Arthur Middleton M.E.M. ’07, who has spent six years exploring how ecological changes in the Greater Yellowstone Ecosystem are affecting the region’s migratory elk herds, has received a $100,000 research prize for his ongoing efforts to monitor and conserve the iconic species.
On Sept. 19, Middleton, a Donnelley Postdoctoral Fellow at the Yale Institute for Biospheric Studies, and wildlife photographer Joe Riis will be presented with the first
Camp Monaco Prize, a scientific prize that supports biodiversity research and outreach in Yellowstone.
The prize money will help support a two-year campaign to document the movements of Yellowstone’s five herds of migratory elk, an animal whose seasonal abundance is the lifeblood of the Greater Yellowstone Ecosystem and that carries economic and cultural importance in the region. But as
Middleton’s earlier research has shown, the animals are also facing a series of ecological changes that could reshape their migrations, from increased populations of their primary predators, wolves and bears, to increasingly dry conditions that have altered the diets of much of Yellowstone’s wildlife.

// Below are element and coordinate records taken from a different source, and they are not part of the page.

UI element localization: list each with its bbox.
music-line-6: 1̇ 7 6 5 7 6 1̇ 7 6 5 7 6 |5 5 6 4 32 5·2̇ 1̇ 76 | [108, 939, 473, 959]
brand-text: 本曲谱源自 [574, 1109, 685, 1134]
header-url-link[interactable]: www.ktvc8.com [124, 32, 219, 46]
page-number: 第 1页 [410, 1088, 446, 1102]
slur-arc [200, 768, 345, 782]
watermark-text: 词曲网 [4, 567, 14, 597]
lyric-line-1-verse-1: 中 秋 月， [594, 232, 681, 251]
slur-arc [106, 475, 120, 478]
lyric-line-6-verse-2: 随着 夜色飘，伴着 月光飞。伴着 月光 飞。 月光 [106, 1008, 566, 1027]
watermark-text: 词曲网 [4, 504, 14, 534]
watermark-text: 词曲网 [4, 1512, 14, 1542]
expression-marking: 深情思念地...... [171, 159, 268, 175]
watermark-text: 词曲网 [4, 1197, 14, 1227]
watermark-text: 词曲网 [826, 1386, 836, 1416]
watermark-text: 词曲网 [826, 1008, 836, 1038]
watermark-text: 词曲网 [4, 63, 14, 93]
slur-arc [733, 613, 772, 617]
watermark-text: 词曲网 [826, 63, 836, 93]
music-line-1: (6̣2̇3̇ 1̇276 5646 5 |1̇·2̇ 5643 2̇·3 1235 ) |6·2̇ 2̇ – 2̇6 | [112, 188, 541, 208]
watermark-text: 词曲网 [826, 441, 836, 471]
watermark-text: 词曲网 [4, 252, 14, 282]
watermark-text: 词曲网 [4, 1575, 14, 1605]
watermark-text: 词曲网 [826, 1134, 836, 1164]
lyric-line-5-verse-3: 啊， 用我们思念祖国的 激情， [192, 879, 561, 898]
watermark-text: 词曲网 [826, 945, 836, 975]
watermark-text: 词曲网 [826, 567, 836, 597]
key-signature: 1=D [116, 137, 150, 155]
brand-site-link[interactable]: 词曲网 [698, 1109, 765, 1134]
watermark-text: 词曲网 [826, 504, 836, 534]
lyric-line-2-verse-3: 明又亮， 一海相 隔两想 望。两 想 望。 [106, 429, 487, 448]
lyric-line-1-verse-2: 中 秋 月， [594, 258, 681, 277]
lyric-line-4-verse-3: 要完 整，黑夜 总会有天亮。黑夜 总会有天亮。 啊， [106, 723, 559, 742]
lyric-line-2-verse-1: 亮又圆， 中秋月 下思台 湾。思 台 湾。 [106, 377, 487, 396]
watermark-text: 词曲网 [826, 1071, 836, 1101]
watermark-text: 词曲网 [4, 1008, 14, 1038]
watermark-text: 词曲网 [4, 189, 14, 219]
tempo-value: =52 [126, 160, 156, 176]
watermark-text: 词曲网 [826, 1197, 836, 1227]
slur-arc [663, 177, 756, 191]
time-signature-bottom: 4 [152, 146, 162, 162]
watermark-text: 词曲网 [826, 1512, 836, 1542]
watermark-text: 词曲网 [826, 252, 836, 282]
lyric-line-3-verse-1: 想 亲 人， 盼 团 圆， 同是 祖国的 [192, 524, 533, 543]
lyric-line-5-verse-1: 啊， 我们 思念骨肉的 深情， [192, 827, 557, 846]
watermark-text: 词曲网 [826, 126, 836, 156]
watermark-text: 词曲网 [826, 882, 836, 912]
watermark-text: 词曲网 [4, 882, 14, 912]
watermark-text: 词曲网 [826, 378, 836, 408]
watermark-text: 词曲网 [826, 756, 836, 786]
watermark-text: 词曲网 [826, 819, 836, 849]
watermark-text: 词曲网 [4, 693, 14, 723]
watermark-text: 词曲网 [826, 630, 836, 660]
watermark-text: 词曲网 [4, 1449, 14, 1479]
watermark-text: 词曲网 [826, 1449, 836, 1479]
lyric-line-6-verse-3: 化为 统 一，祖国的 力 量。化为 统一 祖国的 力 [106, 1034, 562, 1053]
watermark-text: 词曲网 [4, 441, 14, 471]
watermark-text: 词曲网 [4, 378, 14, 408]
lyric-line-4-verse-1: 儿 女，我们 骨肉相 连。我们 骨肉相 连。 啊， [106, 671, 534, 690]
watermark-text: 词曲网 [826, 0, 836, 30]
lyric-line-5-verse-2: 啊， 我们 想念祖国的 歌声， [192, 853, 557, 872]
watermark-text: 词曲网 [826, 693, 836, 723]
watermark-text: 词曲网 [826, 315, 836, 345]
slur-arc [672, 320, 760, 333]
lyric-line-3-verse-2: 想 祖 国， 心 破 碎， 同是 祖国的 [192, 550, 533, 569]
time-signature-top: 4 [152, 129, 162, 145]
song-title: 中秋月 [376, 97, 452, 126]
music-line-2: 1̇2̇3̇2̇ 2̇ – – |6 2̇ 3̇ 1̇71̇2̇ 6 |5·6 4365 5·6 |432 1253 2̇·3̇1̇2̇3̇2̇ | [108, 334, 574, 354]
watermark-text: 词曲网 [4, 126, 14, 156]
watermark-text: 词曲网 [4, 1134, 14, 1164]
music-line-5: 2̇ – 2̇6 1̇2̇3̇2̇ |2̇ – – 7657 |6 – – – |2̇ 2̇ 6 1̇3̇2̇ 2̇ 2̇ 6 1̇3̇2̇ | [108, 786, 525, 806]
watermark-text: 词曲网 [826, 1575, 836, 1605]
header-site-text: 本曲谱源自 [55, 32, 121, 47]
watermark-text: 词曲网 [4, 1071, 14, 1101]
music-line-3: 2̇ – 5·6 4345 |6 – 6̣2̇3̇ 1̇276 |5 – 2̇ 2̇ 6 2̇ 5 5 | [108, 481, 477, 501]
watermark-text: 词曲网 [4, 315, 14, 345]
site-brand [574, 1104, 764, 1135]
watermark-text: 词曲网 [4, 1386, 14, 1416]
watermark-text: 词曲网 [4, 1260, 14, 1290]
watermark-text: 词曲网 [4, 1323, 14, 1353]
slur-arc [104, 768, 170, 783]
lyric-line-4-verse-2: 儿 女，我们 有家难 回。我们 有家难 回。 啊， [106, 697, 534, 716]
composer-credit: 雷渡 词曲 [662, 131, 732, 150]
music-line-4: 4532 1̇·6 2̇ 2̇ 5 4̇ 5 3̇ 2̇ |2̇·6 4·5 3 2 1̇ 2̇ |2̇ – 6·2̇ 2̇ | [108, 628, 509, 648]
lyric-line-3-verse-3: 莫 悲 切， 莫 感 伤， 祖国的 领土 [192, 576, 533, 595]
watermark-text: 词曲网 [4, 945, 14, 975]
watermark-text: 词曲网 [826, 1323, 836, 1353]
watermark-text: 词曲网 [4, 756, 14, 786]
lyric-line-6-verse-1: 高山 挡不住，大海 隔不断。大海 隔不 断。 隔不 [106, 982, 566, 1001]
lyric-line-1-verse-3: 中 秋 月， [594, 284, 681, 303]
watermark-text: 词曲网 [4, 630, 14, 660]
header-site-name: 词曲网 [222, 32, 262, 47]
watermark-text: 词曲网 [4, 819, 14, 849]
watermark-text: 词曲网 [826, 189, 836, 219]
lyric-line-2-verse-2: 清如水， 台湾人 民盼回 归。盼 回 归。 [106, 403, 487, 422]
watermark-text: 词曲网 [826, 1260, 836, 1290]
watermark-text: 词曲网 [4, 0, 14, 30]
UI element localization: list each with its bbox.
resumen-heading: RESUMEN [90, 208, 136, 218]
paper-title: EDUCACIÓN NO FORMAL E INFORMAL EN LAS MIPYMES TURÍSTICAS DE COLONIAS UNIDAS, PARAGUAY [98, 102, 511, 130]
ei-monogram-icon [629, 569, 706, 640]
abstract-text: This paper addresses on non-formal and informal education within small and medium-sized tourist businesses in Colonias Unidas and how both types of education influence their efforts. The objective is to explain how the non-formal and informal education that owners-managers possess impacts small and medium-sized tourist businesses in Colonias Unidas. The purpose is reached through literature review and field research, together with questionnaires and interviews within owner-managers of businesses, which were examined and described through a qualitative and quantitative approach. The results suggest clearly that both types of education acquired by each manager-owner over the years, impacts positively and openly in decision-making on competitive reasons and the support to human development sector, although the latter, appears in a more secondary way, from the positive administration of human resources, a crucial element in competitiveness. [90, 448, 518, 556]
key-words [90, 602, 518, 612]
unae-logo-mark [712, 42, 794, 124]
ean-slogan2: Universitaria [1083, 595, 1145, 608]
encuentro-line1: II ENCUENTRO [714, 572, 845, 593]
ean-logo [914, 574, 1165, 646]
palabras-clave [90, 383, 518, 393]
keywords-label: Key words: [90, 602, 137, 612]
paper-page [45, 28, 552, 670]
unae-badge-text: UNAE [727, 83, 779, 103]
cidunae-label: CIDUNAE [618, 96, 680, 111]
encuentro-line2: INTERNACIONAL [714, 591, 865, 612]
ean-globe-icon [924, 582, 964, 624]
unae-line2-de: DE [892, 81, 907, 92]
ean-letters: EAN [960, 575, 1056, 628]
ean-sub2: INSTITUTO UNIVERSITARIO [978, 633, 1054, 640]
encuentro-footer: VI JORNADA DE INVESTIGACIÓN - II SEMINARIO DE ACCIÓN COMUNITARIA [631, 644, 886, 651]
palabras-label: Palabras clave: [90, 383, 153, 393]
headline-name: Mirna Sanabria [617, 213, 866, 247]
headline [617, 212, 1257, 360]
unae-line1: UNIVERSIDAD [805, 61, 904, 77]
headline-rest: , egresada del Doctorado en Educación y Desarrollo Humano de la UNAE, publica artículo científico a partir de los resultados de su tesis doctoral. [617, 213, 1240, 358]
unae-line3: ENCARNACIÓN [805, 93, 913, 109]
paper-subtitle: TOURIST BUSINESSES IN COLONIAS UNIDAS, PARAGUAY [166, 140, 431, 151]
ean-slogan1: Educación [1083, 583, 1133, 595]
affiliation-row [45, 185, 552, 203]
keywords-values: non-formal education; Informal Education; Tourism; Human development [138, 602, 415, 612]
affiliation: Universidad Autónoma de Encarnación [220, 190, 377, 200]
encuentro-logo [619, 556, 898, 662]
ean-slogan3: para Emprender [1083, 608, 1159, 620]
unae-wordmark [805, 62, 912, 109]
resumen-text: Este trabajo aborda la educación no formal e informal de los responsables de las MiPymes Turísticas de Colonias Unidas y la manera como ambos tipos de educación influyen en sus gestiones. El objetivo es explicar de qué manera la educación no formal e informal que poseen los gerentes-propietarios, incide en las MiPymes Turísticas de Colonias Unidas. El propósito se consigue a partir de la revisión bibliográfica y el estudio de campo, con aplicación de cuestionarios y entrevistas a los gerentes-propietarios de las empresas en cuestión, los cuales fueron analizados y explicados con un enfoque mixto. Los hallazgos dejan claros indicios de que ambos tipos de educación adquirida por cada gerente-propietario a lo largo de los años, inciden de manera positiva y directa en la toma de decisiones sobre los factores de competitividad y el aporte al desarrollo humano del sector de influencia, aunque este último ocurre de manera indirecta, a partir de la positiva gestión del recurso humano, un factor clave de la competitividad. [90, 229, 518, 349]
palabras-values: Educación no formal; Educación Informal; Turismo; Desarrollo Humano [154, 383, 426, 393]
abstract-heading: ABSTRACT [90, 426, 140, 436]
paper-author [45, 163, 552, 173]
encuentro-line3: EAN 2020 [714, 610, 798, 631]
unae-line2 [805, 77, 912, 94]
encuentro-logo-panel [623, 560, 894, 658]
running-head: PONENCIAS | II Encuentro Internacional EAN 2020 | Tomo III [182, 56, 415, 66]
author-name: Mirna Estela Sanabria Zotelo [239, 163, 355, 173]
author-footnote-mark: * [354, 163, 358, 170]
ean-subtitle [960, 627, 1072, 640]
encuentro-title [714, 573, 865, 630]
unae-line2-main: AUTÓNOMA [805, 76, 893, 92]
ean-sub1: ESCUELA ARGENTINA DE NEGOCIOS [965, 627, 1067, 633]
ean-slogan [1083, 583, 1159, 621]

In addition to publishing their results, Middleton and Riis will utilize a network of camera traps to monitor the health of the herds, produce an online tracking site to display elk migrations in real time, and produce a documentary film. Much of their work will focus on the Cody elk herd, which ranges between the South Fork of the Shoshone River and southeastern Yellowstone National Park.